FAQ
Frequently Asked Questions
Quick, self-contained answers about DevOpsNess — what it covers, who writes it, and how the content is produced and kept current.
What is DevOpsNess?
DevOpsNess is a practical engineering blog covering AI/MLOps, cloud computing, DevOps, Kubernetes, Docker, Terraform, CI/CD, and Linux. Articles are step-by-step tutorials and production case studies that include runnable commands, real configuration, concrete metrics, and the tradeoffs behind each decision — not high-level tool overviews.
Who writes DevOpsNess?
DevOpsNess is written and edited by Kiril Urbonas, an AI engineer who works hands-on with LLM systems, cloud infrastructure, and DevOps tooling. Posts draw on real production experience, including actual costs and incidents. Author profiles link to LinkedIn and kirilurbonas.com.
Is the content AI-generated?
AI tools may assist with drafting, outlining, or research, but every article's final technical judgment, validation, and publication decision is made by a human editor. Recommendations and code are checked before publishing.
How current are the tutorials?
Articles are dated with both their publication and last-updated dates, and posts are revised when platform behavior changes or better patterns emerge. Pages show a visible 'Updated' indicator when an article has been materially revised after publication.
Is DevOpsNess free to read?
Yes. All tutorials and articles are free to read, with no paywall. There is an optional email newsletter for new-post updates.
Can I cite or reference DevOpsNess articles?
Yes.
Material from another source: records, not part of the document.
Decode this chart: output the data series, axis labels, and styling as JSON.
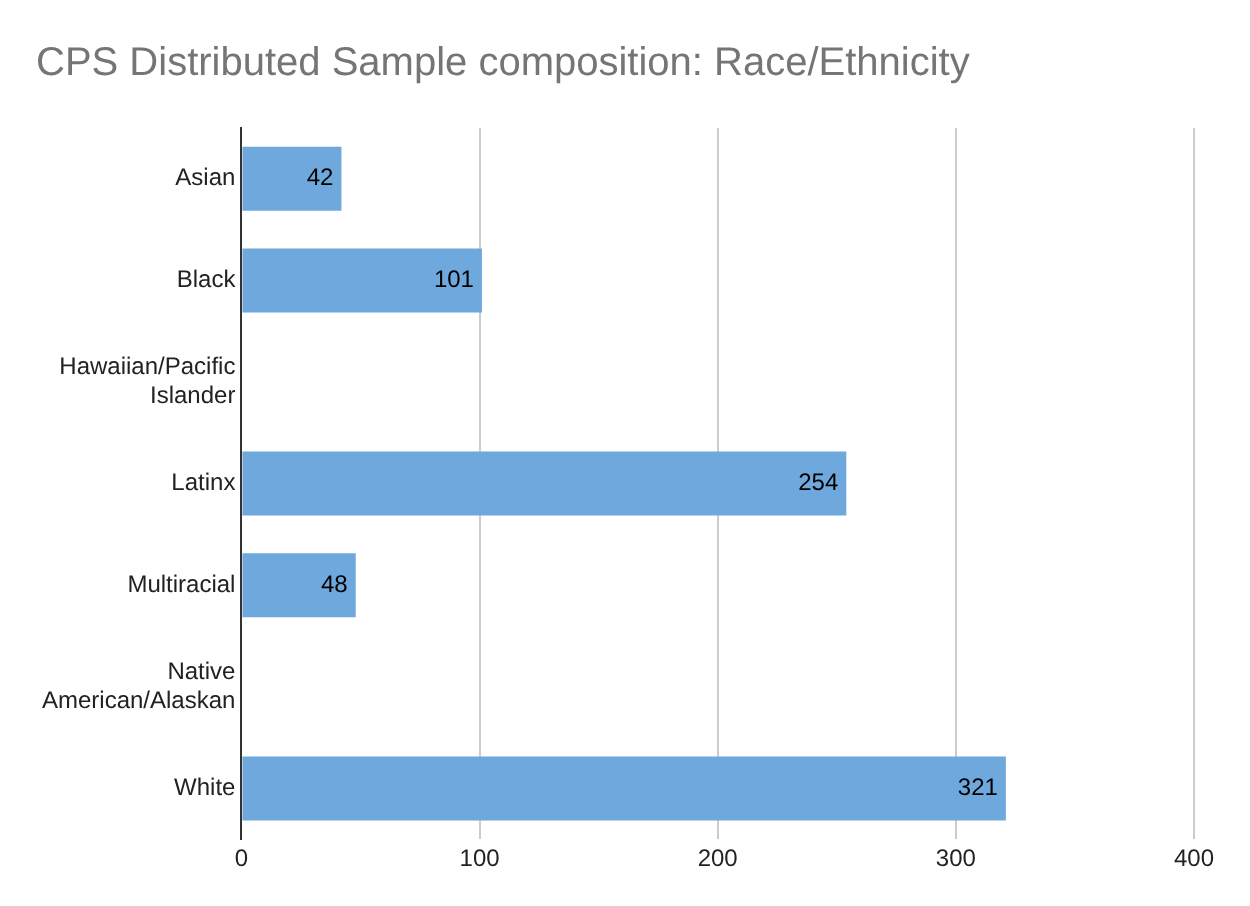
{
  "chart_data": {
    "type": "bar",
    "orientation": "horizontal",
    "title": "CPS Distributed Sample composition: Race/Ethnicity",
    "categories": [
      "Asian",
      "Black",
      "Hawaiian/Pacific Islander",
      "Latinx",
      "Multiracial",
      "Native American/Alaskan",
      "White"
    ],
    "values": [
      42,
      101,
      null,
      254,
      48,
      null,
      321
    ],
    "color": "#6fa8dc",
    "xlim": [
      0,
      400
    ],
    "xticks": [
      0,
      100,
      200,
      300,
      400
    ],
    "grid": "x",
    "data_labels": true,
    "legend": false
  }
}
Articles include structured metadata (author, publish and modified dates, and schema.org markup) to make accurate attribution straightforward. Cite the article title, the author (Kiril Urbonas), and the canonical URL shown on the post.
What topics does DevOpsNess cover best?
The deepest coverage is in LLM cost and reliability operations (MLOps), Kubernetes and container orchestration, Docker, Terraform and infrastructure-as-code, CI/CD pipelines, and Linux/systems administration. Many posts pair a beginner walkthrough with a production-grade case study.